The number of monthly web shell attacks has almost doubled since last year, with an average of 140,000 such malicious tools being found on compromised servers every month Microsoft stated

Web shells are tools that threat actors deploy on hacked servers to gain and/or maintain access, as well as to remotely execute arbitrary code or commands, to move laterally within the network, or to deliver additional malicious payloads.

They can be deployed in a large variety of forms, from app plugins and PHP or ASP code snippets injected within web apps to programs designed to provide web shell features and Perl, Python, Ruby, and Unix shell script

The Microsoft Defender Advanced Threat Protection (ATP) team said that it was detecting an average of 77,000 web shells each month, based on data collected from roughly 46,000 distinct devices. 

Web shells trend

Microsoft also provided some tips on how to harden servers against attacks attempting to download and install a web shell.

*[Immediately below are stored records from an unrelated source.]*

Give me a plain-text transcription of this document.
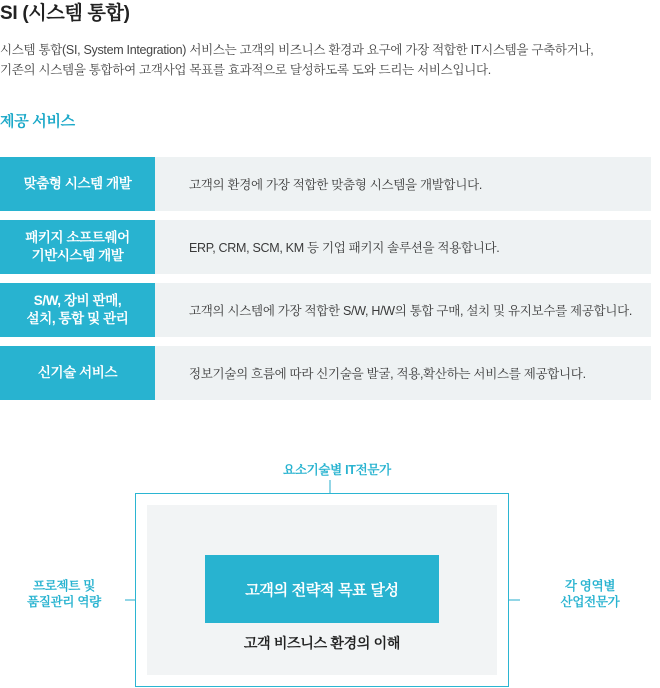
SI (시스템 통합)
시스템 통합(SI, System Integration) 서비스는 고객의 비즈니스 환경과 요구에 가장 적합한 IT시스템을 구축하거나,
기존의 시스템을 통합하여 고객사업 목표를 효과적으로 달성하도록 도와 드리는 서비스입니다.
제공 서비스
맞춤형 시스템 개발	고객의 환경에 가장 적합한 맞춤형 시스템을 개발합니다.
패키지 소프트웨어
기반시스템 개발	ERP, CRM, SCM, KM 등 기업 패키지 솔루션을 적용합니다.
S/W, 장비 판매,
설치, 통합 및 관리	고객의 시스템에 가장 적합한 S/W, H/W의 통합 구매, 설치 및 유지보수를 제공합니다.
신기술 서비스	정보기술의 흐름에 따라 신기술을 발굴, 적용,확산하는 서비스를 제공합니다.
요소기술별 IT전문가
프로젝트 및
품질관리 역량
각 영역별
산업전문가
고객의 전략적 목표 달성
고객 비즈니스 환경의 이해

The list of preventive measures that should prevent web shell attacks include:

  • Identify and remediate vulnerabilities or misconfigurations in web applications and web servers. Use Threat and Vulnerability Management to discover and fix these weaknesses. Deploy the latest security updates as soon as they become available.
  • Implement proper segmentation of your perimeter network, such that a compromised web server does not lead to the compromise of the enterprise network.
  • Enable antivirus protection on web servers. Cloud delivered soln to get the latest defenses against new and emerging threats.
  • Audit and review logs from web servers frequently. Be aware of all systems you expose directly to the internet.
  • Utilize the Windows Defender Firewall, intrusion prevention devices, and your network firewall to prevent command-and-control server communication among endpoints whenever possible, limiting lateral movement, as well as other attack activities.
  • Check your perimeter firewall and proxy to restrict unnecessary access to services, including access to services through non-standard ports.
  • Practice good credential hygiene. Limit the use of accounts with local or domain admin level privileges.